Let $A \to B \to C$ be morphisms of rings (commutative with 1). Suppose $A \to C$ is flat.
Is $B \to C$ flat?
My attempt: let $1 \to M \to N$ be an exact sequence of $B$-modules. Tensor this by $\otimes_B C$: we get an exact sequence of $C$-modules $$1 \to K \to M \otimes_B C \to N \otimes_B C (*),$$ where $K$ is the obvious kernel. My aim is to show that $K = 1$. But since we have a morphism $\phi: A \to B$, $1 \to M \to N$ is also an exact sequence of $A$-modules in a natural way (the action $A \times M$ is given by $(a, m) \mapsto \phi(a) \cdot m$).
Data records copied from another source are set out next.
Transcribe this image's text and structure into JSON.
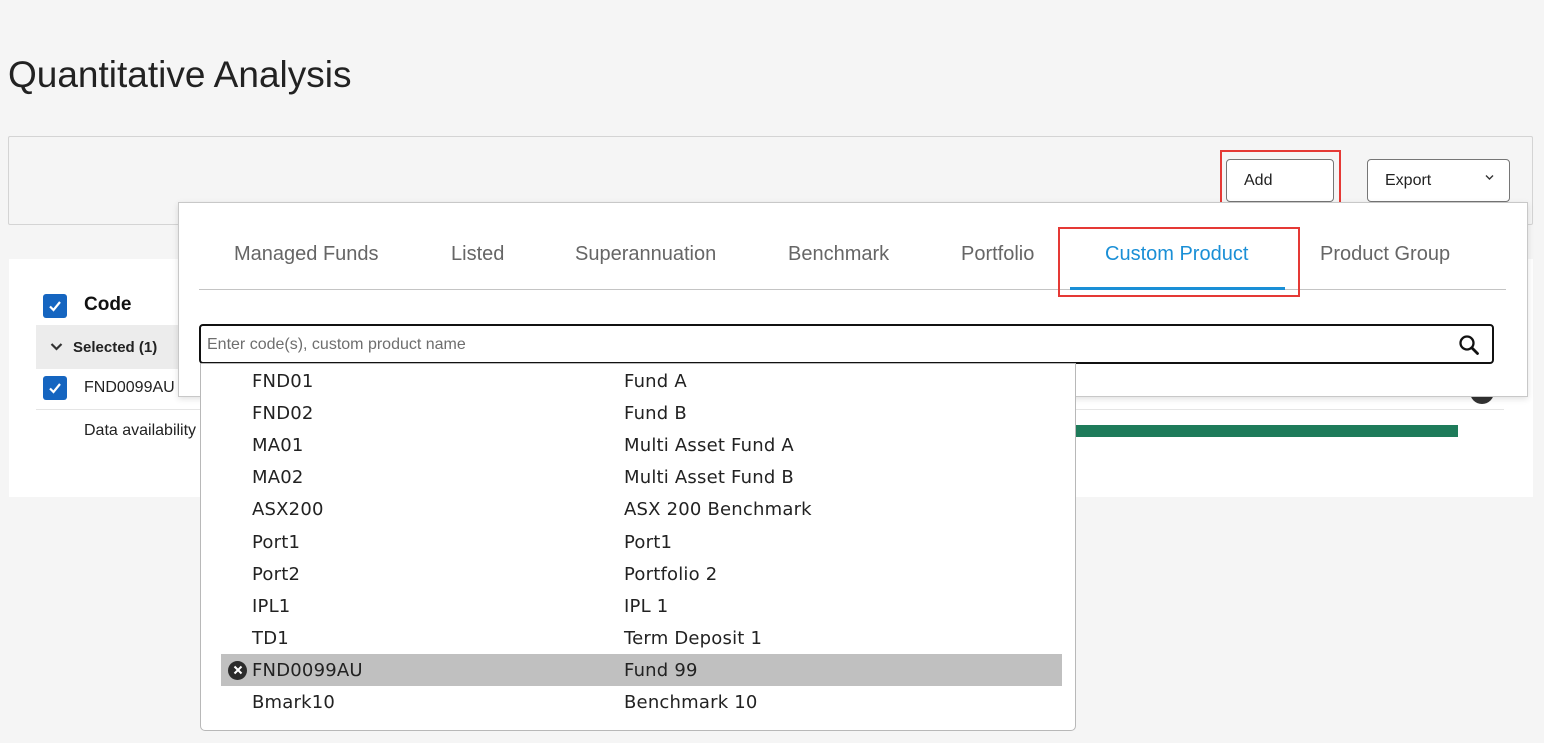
{
  "page": {
    "title": "Quantitative Analysis"
  },
  "toolbar": {
    "add_label": "Add",
    "export_label": "Export"
  },
  "table": {
    "header_code": "Code",
    "selected_group": "Selected (1)",
    "row_code": "FND0099AU",
    "data_availability_label": "Data availability"
  },
  "add_panel": {
    "tabs": [
      {
        "label": "Managed Funds"
      },
      {
        "label": "Listed"
      },
      {
        "label": "Superannuation"
      },
      {
        "label": "Benchmark"
      },
      {
        "label": "Portfolio"
      },
      {
        "label": "Custom Product"
      },
      {
        "label": "Product Group"
      }
    ],
    "active_tab": "Custom Product",
    "search": {
      "placeholder": "Enter code(s), custom product name",
      "value": ""
    },
    "results": [
      {
        "code": "FND01",
        "name": "Fund A"
      },
      {
        "code": "FND02",
        "name": "Fund B"
      },
      {
        "code": "MA01",
        "name": "Multi Asset Fund A"
      },
      {
        "code": "MA02",
        "name": "Multi Asset Fund B"
      },
      {
        "code": "ASX200",
        "name": "ASX 200 Benchmark"
      },
      {
        "code": "Port1",
        "name": "Port1"
      },
      {
        "code": "Port2",
        "name": "Portfolio 2"
      },
      {
        "code": "IPL1",
        "name": "IPL 1"
      },
      {
        "code": "TD1",
        "name": "Term Deposit 1"
      },
      {
        "code": "FND0099AU",
        "name": "Fund 99"
      },
      {
        "code": "Bmark10",
        "name": "Benchmark 10"
      }
    ],
    "selected_result": "FND0099AU"
  },
  "colors": {
    "accent": "#1a8fd6",
    "checkbox": "#1565c0",
    "highlight_box": "#e53935",
    "availability_bar": "#1e7b5a",
    "selected_row": "#c0c0c0"
  }
}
So let's tensor $1 \to M \to N$ with $\otimes_A C$; by flatness of $A \to C$, we have the exact sequence $$1 \to M \otimes_A C \to N \otimes_A C (**).$$ I want to claim that the sequences $(*)$ and $(**)$ are the same, thus implying that $K = 1$, but I'm not sure how to do this.
Hint: You'll be more successful if instead you try to show that $B\to C$ doesn't have to be flat. To find a counterexample, you might think about cases where $A=C$ and $A\to C$ is the identity map.